Home Page Author: theover.tripod.com
To make clear what the basics and some more advanced ideas in sound synthesis are, this page contains overview of theory of sampling and fourier analysis, sound generating, and various synthesizer related kinds of signal processing building blocks.
Copyright is preserved for all materials on this and affiliated pages, permission can be granted to use and reuse the materials for non-commercial purposes with the source is mentioned after the author gives written permission.
First the idea needed to understand what sounds samples are, what they look like, and what they probably sound like. As this page grows, more will be added on specific synthesis elements I experimented with.

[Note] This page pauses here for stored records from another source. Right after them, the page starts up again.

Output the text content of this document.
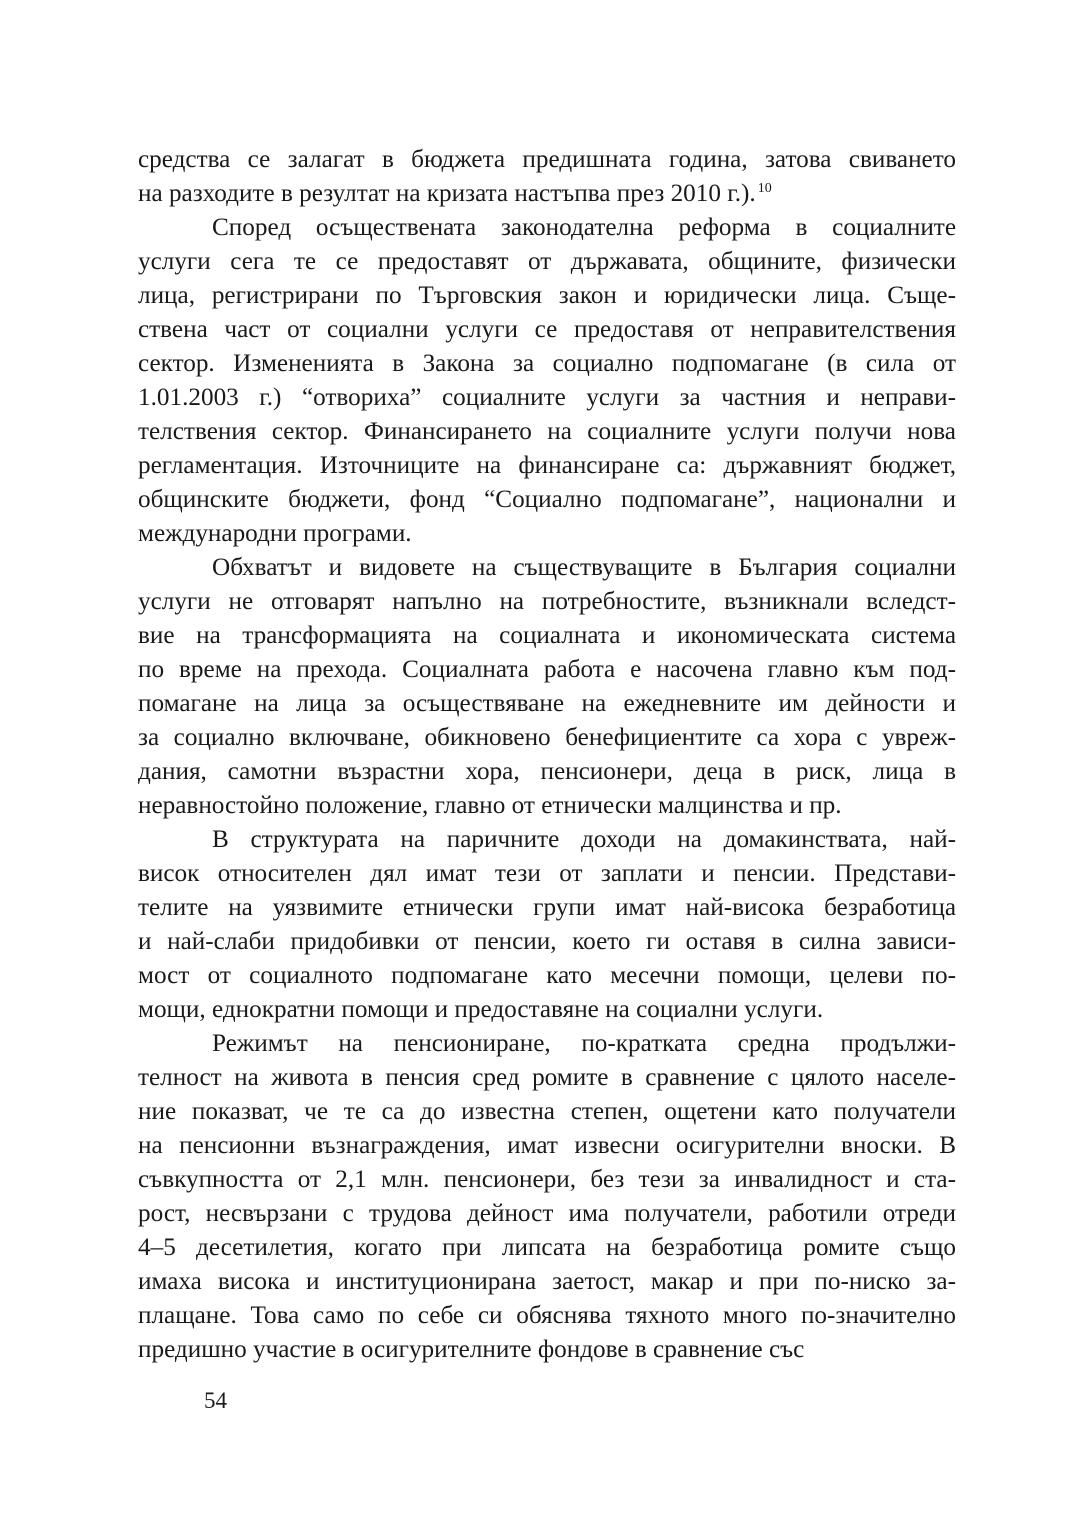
средства се залагат в бюджета предишната година, затова свиването
на разходите в резултат на кризата настъпва през 2010 г.). $^{10}$
Според осъществената законодателна реформа в социалните
услуги сега те се предоставят от държавата, общините, физически
лица, регистрирани по Търговския закон и юридически лица. Съще-
ствена част от социални услуги се предоставя от неправителствения
сектор. Измененията в Закона за социално подпомагане (в сила от
1.01.2003 г.) “отвориха” социалните услуги за частния и неправи-
телствения сектор. Финансирането на социалните услуги получи нова
регламентация. Източниците на финансиране са: държавният бюджет,
общинските бюджети, фонд “Социално подпомагане”, национални и
международни програми.
Обхватът и видовете на съществуващите в България социални
услуги не отговарят напълно на потребностите, възникнали вследст-
вие на трансформацията на социалната и икономическата система
по време на прехода. Социалната работа е насочена главно към под-
помагане на лица за осъществяване на ежедневните им дейности и
за социално включване, обикновено бенефициентите са хора с увреж-
дания, самотни възрастни хора, пенсионери, деца в риск, лица в
неравностойно положение, главно от етнически малцинства и пр.
В структурата на паричните доходи на домакинствата, най-
висок относителен дял имат тези от заплати и пенсии. Представи-
телите на уязвимите етнически групи имат най-висока безработица
и най-слаби придобивки от пенсии, което ги оставя в силна зависи-
мост от социалното подпомагане като месечни помощи, целеви по-
мощи, еднократни помощи и предоставяне на социални услуги.
Режимът на пенсиониране, по-кратката средна продължи-
телност на живота в пенсия сред ромите в сравнение с цялото населе-
ние показват, че те са до известна степен, ощетени като получатели
на пенсионни възнаграждения, имат извесни осигурителни вноски. В
съвкупността от 2,1 млн. пенсионери, без тези за инвалидност и ста-
рост, несвързани с трудова дейност има получатели, работили отреди
4–5 десетилетия, когато при липсата на безработица ромите също
имаха висока и институционирана заетост, макар и при по-ниско за-
плащане. Това само по себе си обяснява тяхното много по-значително
предишно участие в осигурителните фондове в сравнение със
54
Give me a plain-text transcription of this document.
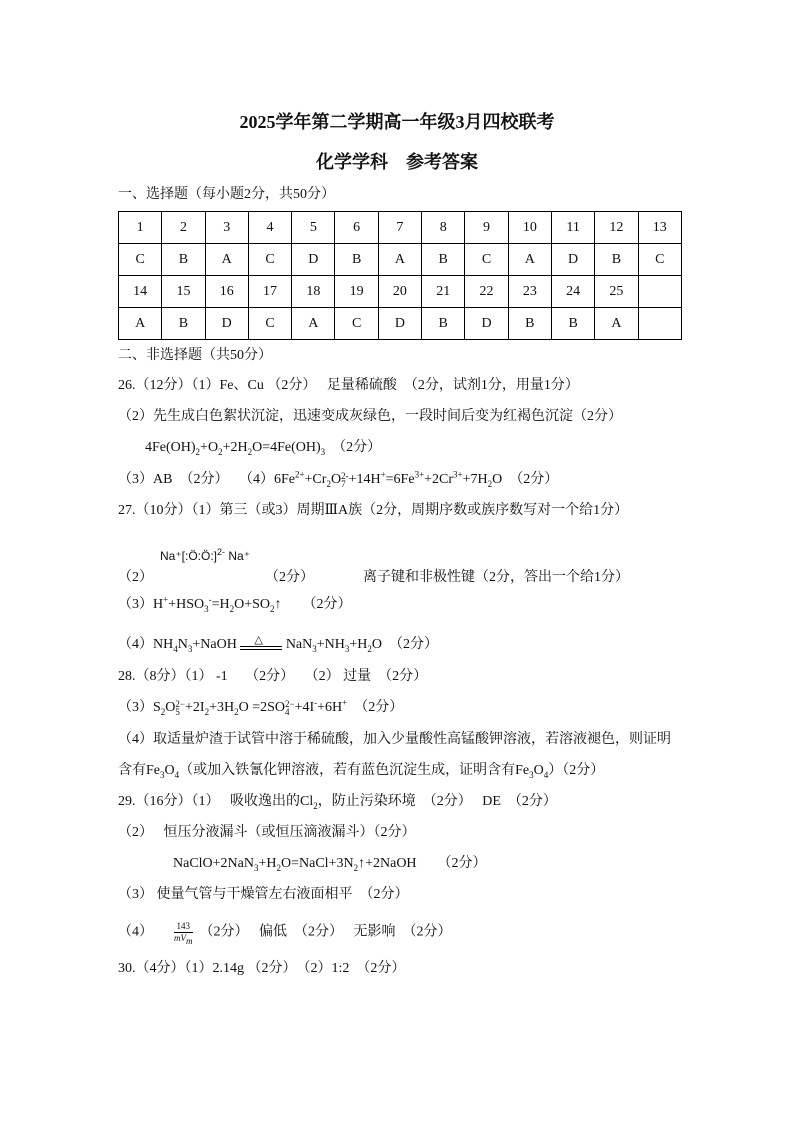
2025学年第二学期高一年级3月四校联考
化学学科　参考答案
一、选择题（每小题2分，共50分）
1	2	3	4	5	6	7	8	9	10	11	12	13
C	B	A	C	D	B	A	B	C	A	D	B	C
14	15	16	17	18	19	20	21	22	23	24	25	
A	B	D	C	A	C	D	B	D	B	B	A	
二、非选择题（共50分）
Na⁺[:Ö:Ö:]$^{2-}$ Na⁺
26.（12分）（1）Fe、Cu （2分）　 足量稀硫酸　（2分，试剂1分，用量1分）
（2）先生成白色絮状沉淀，迅速变成灰绿色，一段时间后变为红褐色沉淀（2分）
$4Fe(OH)_2+O_2+2H_2O=4Fe(OH)_3$　（2分）
（3）AB　（2分）　 $(4)6Fe^{2+}+Cr_2O$ 2-
$7 +14H^+=6Fe^{3+}+2Cr^{3+}+7H_2O$　（2分）
27.（10分）（1）第三（或3）周期ⅢA族（2分，周期序数或族序数写对一个给1分）
（2）　　　　　　　　　（2分）　　　　离子键和非极性键（2分，答出一个给1分）
$(3)H^++HSO_3^-=H_2O+SO_2↑$　　（2分）
$(4)NH_4N_3+NaOH$ △ $NaN_3+NH_3+H_2O$　（2分）
28.（8分）（1） -1　 （2分）　 （2） 过量　（2分）
$(3)S_2O$ 2−
$5 +2I_2+3H_2O =2SO$ 2−
4 +4I-+6H+　（2分）
（4）取适量炉渣于试管中溶于稀硫酸，加入少量酸性高锰酸钾溶液，若溶液褪色，则证明
含有$Fe_3O_4$（或加入铁氰化钾溶液，若有蓝色沉淀生成，证明含有$Fe_3O_4)(2$分）
29.（16分）（1）　 吸收逸出的$Cl_2$，防止污染环境　（2分）　 DE　（2分）
（2）　 恒压分液漏斗（或恒压滴液漏斗）（2分）
$NaClO+2NaN_3+H_2O=NaCl+3N_2↑+2NaOH$　　（2分）
（3） 使量气管与干燥管左右液面相平　（2分）
（4）　　 $\frac{143}{mV_m}$ 　（2分）　 偏低　（2分）　 无影响　（2分）
30.（4分）（1）2.14g （2分）　（2）1:2　（2分）
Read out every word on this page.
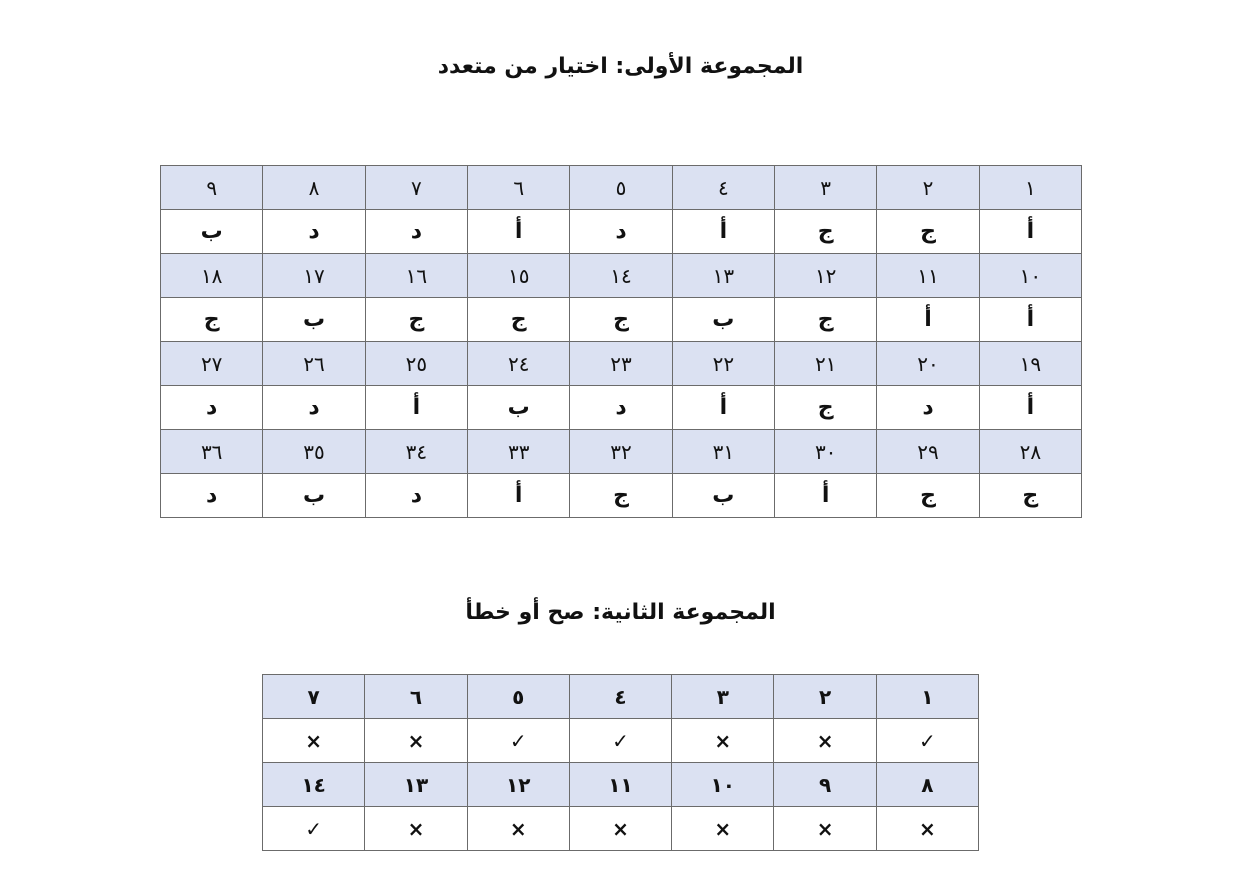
المجموعة الأولى: اختيار من متعدد
١	٢	٣	٤	٥	٦	٧	٨	٩
أ	ج	ج	أ	د	أ	د	د	ب
١٠	١١	١٢	١٣	١٤	١٥	١٦	١٧	١٨
أ	أ	ج	ب	ج	ج	ج	ب	ج
١٩	٢٠	٢١	٢٢	٢٣	٢٤	٢٥	٢٦	٢٧
أ	د	ج	أ	د	ب	أ	د	د
٢٨	٢٩	٣٠	٣١	٣٢	٣٣	٣٤	٣٥	٣٦
ج	ج	أ	ب	ج	أ	د	ب	د
المجموعة الثانية: صح أو خطأ
١	٢	٣	٤	٥	٦	٧
✓	×	×	✓	✓	×	×
٨	٩	١٠	١١	١٢	١٣	١٤
×	×	×	×	×	×	✓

The Java applet on this page takes on a central role, because it allows viewers to try out for themselves what certain signals look like, are made of, and even their frequency spectrum.
software is available, for doing
string simulations (
the program sources are in the zip file,
example sound file 1,
page with older version, cygwin library and tcl link explanation ),
sample processing (A)
the program source version A (C file),
see page A,
for more sources and examples,
example sound file A,
example sound file B,
and even for
the program source,
which all work with CD quality (currently mono) .wav files (see the various pages for examples), which can be played with netscape, window media player and the like.
I can't use these myself at the moment, but the sources and windows 95 , 386+/pentium+ executable programs are available. Beware of the need for the cygwin library, the right version and where it can be obtained is indicated on various pages where the programs are described. There is a zipped version on somewhere for easier download, just install the version going with the .prg file in the same directory as the program file to make things work, or it can be put in the 'windows' directory.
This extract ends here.